Anggun tersenyum. Berusaha menata emosi yang sempat meluap dari suaminya itu.
"Kamu benar-benar siap, Sayang?" Ali bertanya kembali.
"Siap untuk?"
"Kalau kita suatu saat benar-benar kehilangan semuanya."
"Semuanya?"
"Iya. Semua yang kita inginkan dari pernikahan ini. Entah harta, ketenaran, atau apapun. Pernah membayangkan?"
"Memang itu punyanya Mas?" Anggun setengah tertawa.
"Kok ketawa?"
"Biar kamu gak keliatan terlalu serius." Ledek Anggun.
"Ish... ditanya serius juga."
"Mas... apa sih yang benar-benar milik kita?"
"Kehilangan. Apa sebenarnya yang milik kita, dan apa sebenarnya pantas untuk merasa kehilangan, Mas?"
"Mas merasa bersalah kalau harus mengajakmu nanti hidupmu susah."
"Susah? Agaknya perlu dipikirkan lagi."
"Hum?"
"Iya. Siapa yang bernilai seorang perawat ladang adalah pekerjaan orang susah? Pun siapa yang pantas menilai orang berdasi adalah pekerjaan orang kaya?" Aya bertanya seperti seorang pembawa acara di acara debat di salah satu stasiun TV. Namun, tetap dengan nada anggunnya.
"Dan... siapa yang berhak menilai mahasiswa penyuka filsafat yang berprestasi akan hidup susah?" lanjutnya.
Ali cukup tenang mendengar tutur lembut istrinya. Namun, masalah kini datang dua sekaligus. Menyelidiki pelaku foto yang memfitnah Anggun dan laki-laki misterius bertopi itu. Apa rencana Ali untuk tetap menjaga istrinya?
***
"Nggun, lu dimana? Masih sama Ali?" tanya Anita lewat panggilan teleponnya.
"Iya, nih. Kenapa, Nit?"
"Aku ada petunjuk. Bisa kesini sekarang?!"
"Petunjuk?"
"Ya. Tentang foto itu. Ajak Ali juga!"
Klik.
Panggilan telepon dimatikan Anggun. Ia menoleh sejenak ke arah Ali. Ia nampak cukup lelah. Bulir keringat kian mengalir dari dahinya.
Sejak kapan marah tak menguras energi? Bahkan, kemarahan yang diam pun itu tetap menguras energi.
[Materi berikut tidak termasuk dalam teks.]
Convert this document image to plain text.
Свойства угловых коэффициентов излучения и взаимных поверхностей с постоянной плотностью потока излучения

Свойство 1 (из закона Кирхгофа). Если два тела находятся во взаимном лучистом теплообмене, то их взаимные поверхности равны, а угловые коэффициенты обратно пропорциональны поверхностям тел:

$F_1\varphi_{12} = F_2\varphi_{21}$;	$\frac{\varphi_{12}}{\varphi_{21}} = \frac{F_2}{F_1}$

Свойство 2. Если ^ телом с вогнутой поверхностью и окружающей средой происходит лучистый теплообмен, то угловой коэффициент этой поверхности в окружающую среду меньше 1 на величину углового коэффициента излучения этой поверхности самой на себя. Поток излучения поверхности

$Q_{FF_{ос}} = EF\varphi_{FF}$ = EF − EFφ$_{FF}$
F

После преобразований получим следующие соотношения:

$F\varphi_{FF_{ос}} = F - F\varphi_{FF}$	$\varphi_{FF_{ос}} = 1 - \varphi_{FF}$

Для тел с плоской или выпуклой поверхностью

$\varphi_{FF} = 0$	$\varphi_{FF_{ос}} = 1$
Apalagi Ali yang sempat berkelahi dengan laki-laki misterius itu.
"Mas..." ucap Anggun.
"Ya?"
"Kamu masih capek?"
"Kalau iya?"
Anggun tersenyum. Ia duduk kembali di base camp. Di sampingnya juga ada Ali. Anggun mengkodekan suaminya. Untuk menuntun kepala Ali untuk merebahkan di pahanya.
"Istirahatlah sejenak," ucap Anggun tersenyum.
Sebuah senyum manis yang mulai tumbuh dari Anggun. Agaknya, jatuh cinta di antara keduanya, tak secepat yang terkira.
"Hum?"
"Kenapa? Bukannya capek?"
Ali agak kikuk dibuat sikap Anggun. Meskipun, dirinya menginginkannya. Perlahan Ali mulai merebahkan diri di pangkuan Anggun.
"Nyamanin," tutur Anggun sambil membelai rambut Ali.
"Terima kasih, Sayang."
"Belum ketemu panggilan khusus?"
"Hehe kamu penagih juga, ya."
"Bukan penagih. Cuma pengingat yang baik."
"Nanti deh, nama khusus akan ketemu sendiri, ko."
Anggun tersenyum. Berusaha menenangkan diri meskipun Anita sudah mengabarinya agar lekas ke sana. Namun, ia tak tega membiarkan suaminya capek.
"Oh ya, tadi telpon dari siapa?"
"Uhm... itu Anita."
"Ada apa, emang? Dosen masuk?"
Anggun menggelengkan kepala. Masih berusaha menenangkan suaminya.
"Bukan. Tadi Anita ngabarin. Katanya kita suruh kesana."
"Kita? Sudah ada petunjuk?"
Anggun menganggukkan kepala.
"Kenapa baru bilang? Kenapa malah kita masih bersantai di sini?"